Geoff Black had one goal in mind when he purchased a Nikon D90 camera before the birth of his twin daughters four years ago.
Black, a mortgage banker from Sacramento, Calif., was committed to not imposing on his family and friends the type of "flash and shoot" shots of kids that came from his friends' iPhones and tablets.
"I didn't really know anything beyond how to turn it on," Black said of the camera that soon became his prized possession. "I selfishly just wanted better quality pictures than what I saw from others."
When Black's wife, Jodi, gave birth to their twin girls, Jamisen and Jacksen, in March 2009, Black was right there with his film camera, capturing the exact moment the girls came into the world.
"I was shaking like crazy," he said. "I can't believe it turned out."
From that moment on, Black hasn't stopped shooting photos of his twin daughters, estimating he has taken "thousands" of pictures since they were born. While most parents rely on digital cameras to take as many photos as cheaply and quickly as possible without disrupting their fast-moving kids, Black has stuck with film, even scouring flea markets and garage sales to find the vintage cameras he favors.
"I prefer the challenge of getting it right with film," Black said. "With digital you take 1,000 pictures of nothing."
"When you take a film picture that costs $2 to have processed, there's a risk there, so you're only going to make the shot when it's at least decent," he said.
Black's Flickr page, created, he says, as a way to get feedback from other photographers, is chockful of "decent" photos of his daughters, but he's had to learn a few tricks to get them to hold still for a nondigital shot.

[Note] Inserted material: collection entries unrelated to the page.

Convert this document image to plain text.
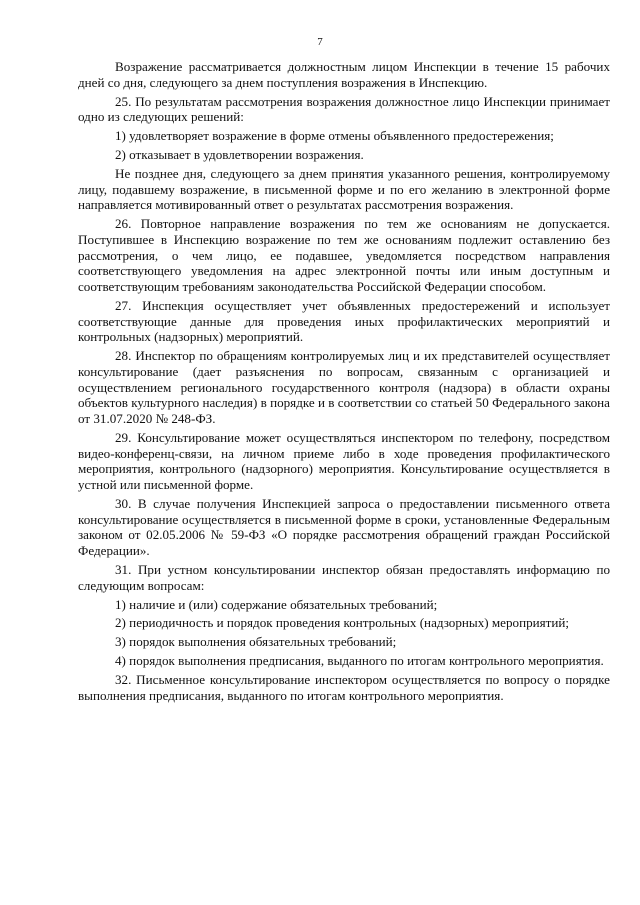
7

Возражение рассматривается должностным лицом Инспекции в течение 15 рабочих дней со дня, следующего за днем поступления возражения в Инспекцию.

25. По результатам рассмотрения возражения должностное лицо Инспекции принимает одно из следующих решений:

1) удовлетворяет возражение в форме отмены объявленного предостережения;

2) отказывает в удовлетворении возражения.

Не позднее дня, следующего за днем принятия указанного решения, контролируемому лицу, подавшему возражение, в письменной форме и по его желанию в электронной форме направляется мотивированный ответ о результатах рассмотрения возражения.

26. Повторное направление возражения по тем же основаниям не допускается. Поступившее в Инспекцию возражение по тем же основаниям подлежит оставлению без рассмотрения, о чем лицо, ее подавшее, уведомляется посредством направления соответствующего уведомления на адрес электронной почты или иным доступным и соответствующим требованиям законодательства Российской Федерации способом.

27. Инспекция осуществляет учет объявленных предостережений и использует соответствующие данные для проведения иных профилактических мероприятий и контрольных (надзорных) мероприятий.

28. Инспектор по обращениям контролируемых лиц и их представителей осуществляет консультирование (дает разъяснения по вопросам, связанным с организацией и осуществлением регионального государственного контроля (надзора) в области охраны объектов культурного наследия) в порядке и в соответствии со статьей 50 Федерального закона от 31.07.2020 № 248-ФЗ.

29. Консультирование может осуществляться инспектором по телефону, посредством видео-конференц-связи, на личном приеме либо в ходе проведения профилактического мероприятия, контрольного (надзорного) мероприятия. Консультирование осуществляется в устной или письменной форме.

30. В случае получения Инспекцией запроса о предоставлении письменного ответа консультирование осуществляется в письменной форме в сроки, установленные Федеральным законом от 02.05.2006 № 59-ФЗ «О порядке рассмотрения обращений граждан Российской Федерации».

31. При устном консультировании инспектор обязан предоставлять информацию по следующим вопросам:

1) наличие и (или) содержание обязательных требований;

2) периодичность и порядок проведения контрольных (надзорных) мероприятий;

3) порядок выполнения обязательных требований;

4) порядок выполнения предписания, выданного по итогам контрольного мероприятия.

32. Письменное консультирование инспектором осуществляется по вопросу о порядке выполнения предписания, выданного по итогам контрольного мероприятия.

"Bribery," he explained. "A jelly bean, Skittles or Smarties or Pez. Most of the time it's bribery that works, and other times I just take the picture when they're not looking, but that's not often."
He describes his daughter, Jacksen, as the "willing and photogenic" twin, while Jamisen is "completely resistant unless there's a bribe or her mood is right."
"When I get something good of her it's gold, and when it's not, it's complete garbage," he said.
While creating a photo diary of his daughters' lives over the past four years, Black has learned, besides bribery, what he says is the most important lesson for parents looking for the best shot.
"Don't tell them to say cheese," Black said. "It's not a genuine smile, and you're not capturing genuine emotions. You're capturing a manufactured reaction like a lineup picture.
"The more you take pictures, the more they'll be groomed to be in front of the camera," he said.